The mechanics of configuring one envoy to serve two services are not really hard - we could make that change in Consul without that much code change. A more subtle problem is the security posture - currently each Envoy authenticates to Consul with a token that should only have permissions for the service its registering as. We could make envoy present multiple tokens, or could make it work only if the token has permissions for both target services but would take some thought. And then for outbound requests we'd need a way of knowing which service's certificate to use as the client one. What would happen if the two services defined upstream listeners on the same local port etc.
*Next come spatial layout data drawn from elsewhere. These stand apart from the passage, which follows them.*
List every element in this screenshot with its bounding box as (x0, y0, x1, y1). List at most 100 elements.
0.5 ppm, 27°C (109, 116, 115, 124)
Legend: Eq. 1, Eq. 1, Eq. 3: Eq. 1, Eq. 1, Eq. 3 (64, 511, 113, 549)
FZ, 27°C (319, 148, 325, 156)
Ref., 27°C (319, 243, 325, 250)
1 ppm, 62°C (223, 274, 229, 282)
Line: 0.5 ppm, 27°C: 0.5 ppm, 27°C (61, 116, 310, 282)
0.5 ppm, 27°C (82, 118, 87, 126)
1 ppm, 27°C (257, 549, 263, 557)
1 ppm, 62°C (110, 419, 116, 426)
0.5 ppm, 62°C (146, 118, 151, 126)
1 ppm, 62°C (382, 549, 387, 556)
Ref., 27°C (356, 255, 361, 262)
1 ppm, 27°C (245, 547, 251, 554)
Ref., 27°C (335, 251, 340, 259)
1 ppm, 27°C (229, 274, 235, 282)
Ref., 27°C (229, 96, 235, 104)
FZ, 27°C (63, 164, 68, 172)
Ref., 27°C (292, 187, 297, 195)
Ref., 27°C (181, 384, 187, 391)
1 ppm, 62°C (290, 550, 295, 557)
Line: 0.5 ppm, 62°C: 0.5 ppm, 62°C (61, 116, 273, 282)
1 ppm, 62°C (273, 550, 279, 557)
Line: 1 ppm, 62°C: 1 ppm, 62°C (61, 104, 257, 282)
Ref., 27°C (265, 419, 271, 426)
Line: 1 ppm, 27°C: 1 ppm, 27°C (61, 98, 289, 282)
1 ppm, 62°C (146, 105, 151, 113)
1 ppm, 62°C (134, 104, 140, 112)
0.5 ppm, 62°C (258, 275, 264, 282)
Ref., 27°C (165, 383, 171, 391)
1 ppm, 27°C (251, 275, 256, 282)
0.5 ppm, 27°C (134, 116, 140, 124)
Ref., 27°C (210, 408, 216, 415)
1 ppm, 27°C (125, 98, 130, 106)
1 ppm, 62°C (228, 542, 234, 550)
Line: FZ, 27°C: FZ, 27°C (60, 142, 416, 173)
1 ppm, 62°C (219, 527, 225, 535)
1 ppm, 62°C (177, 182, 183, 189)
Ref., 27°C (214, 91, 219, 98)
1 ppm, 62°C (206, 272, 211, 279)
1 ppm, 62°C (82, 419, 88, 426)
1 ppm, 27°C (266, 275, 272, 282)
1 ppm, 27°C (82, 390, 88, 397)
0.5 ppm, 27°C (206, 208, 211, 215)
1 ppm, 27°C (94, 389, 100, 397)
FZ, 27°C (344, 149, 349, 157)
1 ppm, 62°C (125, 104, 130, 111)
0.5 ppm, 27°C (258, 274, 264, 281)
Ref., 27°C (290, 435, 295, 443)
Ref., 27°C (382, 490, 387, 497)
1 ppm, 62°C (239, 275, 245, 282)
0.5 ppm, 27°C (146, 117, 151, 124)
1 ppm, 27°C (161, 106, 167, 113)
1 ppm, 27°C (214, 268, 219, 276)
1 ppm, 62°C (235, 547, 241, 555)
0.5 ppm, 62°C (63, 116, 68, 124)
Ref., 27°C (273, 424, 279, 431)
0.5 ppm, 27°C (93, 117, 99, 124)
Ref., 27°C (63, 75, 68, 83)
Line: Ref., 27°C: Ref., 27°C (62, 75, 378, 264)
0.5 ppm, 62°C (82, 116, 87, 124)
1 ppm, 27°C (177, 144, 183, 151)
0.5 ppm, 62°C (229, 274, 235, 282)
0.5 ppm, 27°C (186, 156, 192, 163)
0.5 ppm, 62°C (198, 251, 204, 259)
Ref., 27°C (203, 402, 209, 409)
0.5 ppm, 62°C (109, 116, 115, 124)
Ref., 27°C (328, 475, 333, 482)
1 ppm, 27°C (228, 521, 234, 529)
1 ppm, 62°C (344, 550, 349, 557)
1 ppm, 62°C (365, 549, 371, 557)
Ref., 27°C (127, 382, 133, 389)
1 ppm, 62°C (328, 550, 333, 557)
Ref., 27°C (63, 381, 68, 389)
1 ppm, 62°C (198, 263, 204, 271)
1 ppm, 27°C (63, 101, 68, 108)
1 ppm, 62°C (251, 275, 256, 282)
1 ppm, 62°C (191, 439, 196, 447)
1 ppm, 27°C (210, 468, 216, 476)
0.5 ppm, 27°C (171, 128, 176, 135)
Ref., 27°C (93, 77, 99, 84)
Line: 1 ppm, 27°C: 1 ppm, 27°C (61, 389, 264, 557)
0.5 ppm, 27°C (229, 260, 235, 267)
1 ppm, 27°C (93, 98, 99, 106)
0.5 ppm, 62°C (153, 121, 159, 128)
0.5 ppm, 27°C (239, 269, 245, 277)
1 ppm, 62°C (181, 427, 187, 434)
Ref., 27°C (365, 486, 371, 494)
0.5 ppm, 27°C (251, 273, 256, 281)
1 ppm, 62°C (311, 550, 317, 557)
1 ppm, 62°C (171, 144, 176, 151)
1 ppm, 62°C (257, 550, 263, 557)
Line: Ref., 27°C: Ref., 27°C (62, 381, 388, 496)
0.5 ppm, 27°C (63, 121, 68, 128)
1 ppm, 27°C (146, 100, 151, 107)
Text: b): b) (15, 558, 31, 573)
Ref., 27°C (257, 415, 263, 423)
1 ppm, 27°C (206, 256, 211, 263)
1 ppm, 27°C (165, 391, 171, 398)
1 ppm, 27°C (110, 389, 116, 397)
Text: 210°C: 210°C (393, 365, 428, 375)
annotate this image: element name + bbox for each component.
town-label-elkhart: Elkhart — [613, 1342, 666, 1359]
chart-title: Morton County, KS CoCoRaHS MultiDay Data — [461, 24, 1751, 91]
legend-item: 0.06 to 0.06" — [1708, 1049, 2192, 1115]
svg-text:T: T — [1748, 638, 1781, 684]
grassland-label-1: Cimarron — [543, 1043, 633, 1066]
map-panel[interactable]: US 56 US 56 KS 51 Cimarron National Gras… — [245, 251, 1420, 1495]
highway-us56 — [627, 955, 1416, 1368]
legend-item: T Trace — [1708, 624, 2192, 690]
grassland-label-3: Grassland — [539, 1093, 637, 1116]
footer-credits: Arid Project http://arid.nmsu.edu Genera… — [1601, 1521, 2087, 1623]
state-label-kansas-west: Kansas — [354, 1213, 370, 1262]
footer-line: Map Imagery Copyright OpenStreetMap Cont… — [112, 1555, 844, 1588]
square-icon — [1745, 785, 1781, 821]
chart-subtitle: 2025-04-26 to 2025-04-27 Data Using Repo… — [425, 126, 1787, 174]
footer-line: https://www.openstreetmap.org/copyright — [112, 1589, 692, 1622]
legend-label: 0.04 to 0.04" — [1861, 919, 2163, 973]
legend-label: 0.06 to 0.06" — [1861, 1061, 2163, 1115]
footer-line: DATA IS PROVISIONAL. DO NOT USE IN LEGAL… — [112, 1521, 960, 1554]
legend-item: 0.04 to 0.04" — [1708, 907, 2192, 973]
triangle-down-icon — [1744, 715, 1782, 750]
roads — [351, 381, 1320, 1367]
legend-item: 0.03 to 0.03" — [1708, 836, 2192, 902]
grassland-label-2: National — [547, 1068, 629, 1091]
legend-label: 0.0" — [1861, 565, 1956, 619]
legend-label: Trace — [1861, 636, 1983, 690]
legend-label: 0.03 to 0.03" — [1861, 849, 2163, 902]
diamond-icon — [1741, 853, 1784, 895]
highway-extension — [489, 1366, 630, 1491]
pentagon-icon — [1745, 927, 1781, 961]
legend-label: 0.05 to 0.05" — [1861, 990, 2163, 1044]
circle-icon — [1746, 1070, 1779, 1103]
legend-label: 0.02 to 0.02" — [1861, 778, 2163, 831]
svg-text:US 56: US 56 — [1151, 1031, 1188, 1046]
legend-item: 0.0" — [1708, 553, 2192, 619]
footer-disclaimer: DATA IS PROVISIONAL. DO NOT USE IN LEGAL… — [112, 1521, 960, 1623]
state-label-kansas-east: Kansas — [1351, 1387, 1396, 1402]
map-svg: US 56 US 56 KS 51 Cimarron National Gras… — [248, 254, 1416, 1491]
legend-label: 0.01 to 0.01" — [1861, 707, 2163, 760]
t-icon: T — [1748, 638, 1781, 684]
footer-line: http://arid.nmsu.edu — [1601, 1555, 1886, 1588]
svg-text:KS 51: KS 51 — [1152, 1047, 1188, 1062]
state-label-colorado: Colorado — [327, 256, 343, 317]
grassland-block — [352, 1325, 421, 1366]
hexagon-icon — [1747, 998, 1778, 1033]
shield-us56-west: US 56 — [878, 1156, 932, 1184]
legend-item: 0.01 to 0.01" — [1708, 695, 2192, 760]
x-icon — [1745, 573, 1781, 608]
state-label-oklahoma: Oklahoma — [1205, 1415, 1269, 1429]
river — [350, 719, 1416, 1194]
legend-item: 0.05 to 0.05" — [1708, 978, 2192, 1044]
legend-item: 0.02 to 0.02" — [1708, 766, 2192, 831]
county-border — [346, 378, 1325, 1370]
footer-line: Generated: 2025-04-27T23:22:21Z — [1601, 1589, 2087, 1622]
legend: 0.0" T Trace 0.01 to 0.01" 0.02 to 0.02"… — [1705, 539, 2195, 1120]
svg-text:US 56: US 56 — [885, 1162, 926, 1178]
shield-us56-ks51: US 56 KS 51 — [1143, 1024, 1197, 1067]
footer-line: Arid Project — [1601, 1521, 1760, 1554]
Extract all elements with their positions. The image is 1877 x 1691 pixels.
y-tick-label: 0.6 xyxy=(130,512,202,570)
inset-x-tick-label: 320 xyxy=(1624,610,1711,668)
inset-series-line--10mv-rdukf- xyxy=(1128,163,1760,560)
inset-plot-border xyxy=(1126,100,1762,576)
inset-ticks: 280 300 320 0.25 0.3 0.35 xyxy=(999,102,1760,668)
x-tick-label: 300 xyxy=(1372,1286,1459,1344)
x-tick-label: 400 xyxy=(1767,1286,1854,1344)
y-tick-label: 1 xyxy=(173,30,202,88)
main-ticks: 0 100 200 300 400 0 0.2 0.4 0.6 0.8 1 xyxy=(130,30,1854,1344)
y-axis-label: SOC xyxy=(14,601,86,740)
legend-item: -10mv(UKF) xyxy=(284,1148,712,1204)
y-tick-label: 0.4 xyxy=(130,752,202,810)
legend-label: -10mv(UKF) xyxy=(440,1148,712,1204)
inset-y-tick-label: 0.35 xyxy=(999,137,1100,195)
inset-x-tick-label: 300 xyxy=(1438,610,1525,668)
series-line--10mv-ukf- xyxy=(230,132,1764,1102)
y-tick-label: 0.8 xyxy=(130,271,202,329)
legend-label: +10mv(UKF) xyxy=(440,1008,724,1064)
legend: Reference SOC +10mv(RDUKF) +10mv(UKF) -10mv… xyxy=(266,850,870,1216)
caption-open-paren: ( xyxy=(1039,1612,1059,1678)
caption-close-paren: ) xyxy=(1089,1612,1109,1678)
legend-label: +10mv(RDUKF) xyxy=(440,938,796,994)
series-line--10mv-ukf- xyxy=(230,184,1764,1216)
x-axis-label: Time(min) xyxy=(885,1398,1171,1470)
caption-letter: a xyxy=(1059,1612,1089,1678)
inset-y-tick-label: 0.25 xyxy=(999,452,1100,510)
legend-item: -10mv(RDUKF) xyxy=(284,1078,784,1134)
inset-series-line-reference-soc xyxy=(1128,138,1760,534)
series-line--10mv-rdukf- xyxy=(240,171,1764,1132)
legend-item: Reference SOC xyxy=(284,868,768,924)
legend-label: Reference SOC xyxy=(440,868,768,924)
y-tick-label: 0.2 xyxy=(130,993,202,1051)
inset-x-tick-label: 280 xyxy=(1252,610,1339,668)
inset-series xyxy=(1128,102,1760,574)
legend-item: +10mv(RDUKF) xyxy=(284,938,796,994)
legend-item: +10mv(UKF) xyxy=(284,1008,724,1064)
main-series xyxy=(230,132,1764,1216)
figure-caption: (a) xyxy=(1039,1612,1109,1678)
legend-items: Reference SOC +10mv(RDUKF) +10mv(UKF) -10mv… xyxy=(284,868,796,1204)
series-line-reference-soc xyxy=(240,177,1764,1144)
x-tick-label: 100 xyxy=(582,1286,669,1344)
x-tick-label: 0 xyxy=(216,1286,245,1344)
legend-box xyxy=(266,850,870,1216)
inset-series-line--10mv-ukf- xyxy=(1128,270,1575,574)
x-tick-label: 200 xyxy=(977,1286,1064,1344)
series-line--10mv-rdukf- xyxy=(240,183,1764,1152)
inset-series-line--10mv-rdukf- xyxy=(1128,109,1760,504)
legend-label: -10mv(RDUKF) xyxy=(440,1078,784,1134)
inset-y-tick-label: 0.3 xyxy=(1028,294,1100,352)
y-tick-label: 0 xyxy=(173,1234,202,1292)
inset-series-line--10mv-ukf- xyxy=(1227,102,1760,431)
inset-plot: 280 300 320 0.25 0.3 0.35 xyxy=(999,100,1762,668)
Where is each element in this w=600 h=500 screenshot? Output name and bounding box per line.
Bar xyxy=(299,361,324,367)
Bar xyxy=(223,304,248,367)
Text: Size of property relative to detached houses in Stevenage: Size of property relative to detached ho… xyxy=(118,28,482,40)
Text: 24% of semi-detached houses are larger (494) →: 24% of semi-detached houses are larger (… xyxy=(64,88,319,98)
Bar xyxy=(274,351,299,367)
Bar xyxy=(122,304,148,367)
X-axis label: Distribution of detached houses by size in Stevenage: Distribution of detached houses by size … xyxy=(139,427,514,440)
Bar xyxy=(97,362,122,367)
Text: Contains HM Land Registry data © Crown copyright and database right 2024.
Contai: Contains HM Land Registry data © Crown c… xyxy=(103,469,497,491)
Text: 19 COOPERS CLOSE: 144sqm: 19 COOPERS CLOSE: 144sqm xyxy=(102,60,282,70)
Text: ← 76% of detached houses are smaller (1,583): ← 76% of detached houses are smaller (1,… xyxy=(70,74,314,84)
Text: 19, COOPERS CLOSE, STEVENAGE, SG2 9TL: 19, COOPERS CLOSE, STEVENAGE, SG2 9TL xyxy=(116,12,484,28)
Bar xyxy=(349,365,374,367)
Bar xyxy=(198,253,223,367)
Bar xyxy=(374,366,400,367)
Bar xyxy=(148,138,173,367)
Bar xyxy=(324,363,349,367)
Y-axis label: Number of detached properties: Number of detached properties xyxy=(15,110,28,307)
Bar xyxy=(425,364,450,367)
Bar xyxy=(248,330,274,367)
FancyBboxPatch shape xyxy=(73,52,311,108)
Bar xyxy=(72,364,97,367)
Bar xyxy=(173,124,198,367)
This is not really the place for that though as it's a Consul change not a consul-k8s one - please feel free to open a feature request on Consul repo and we can consider when it makes sense to solve that problem. I feel like some of the things in the pipeline currently will maybe make that simpler to support.

[vinay-g]

Thank you for the detailed input, appreciate the help. I will create an enhancement on consul and link it here if other have similar requests.

https://github.com/hashicorp/consul/issues/5388

[lkysow]

I'm going to close this here because it is being tracked in that Consul issue.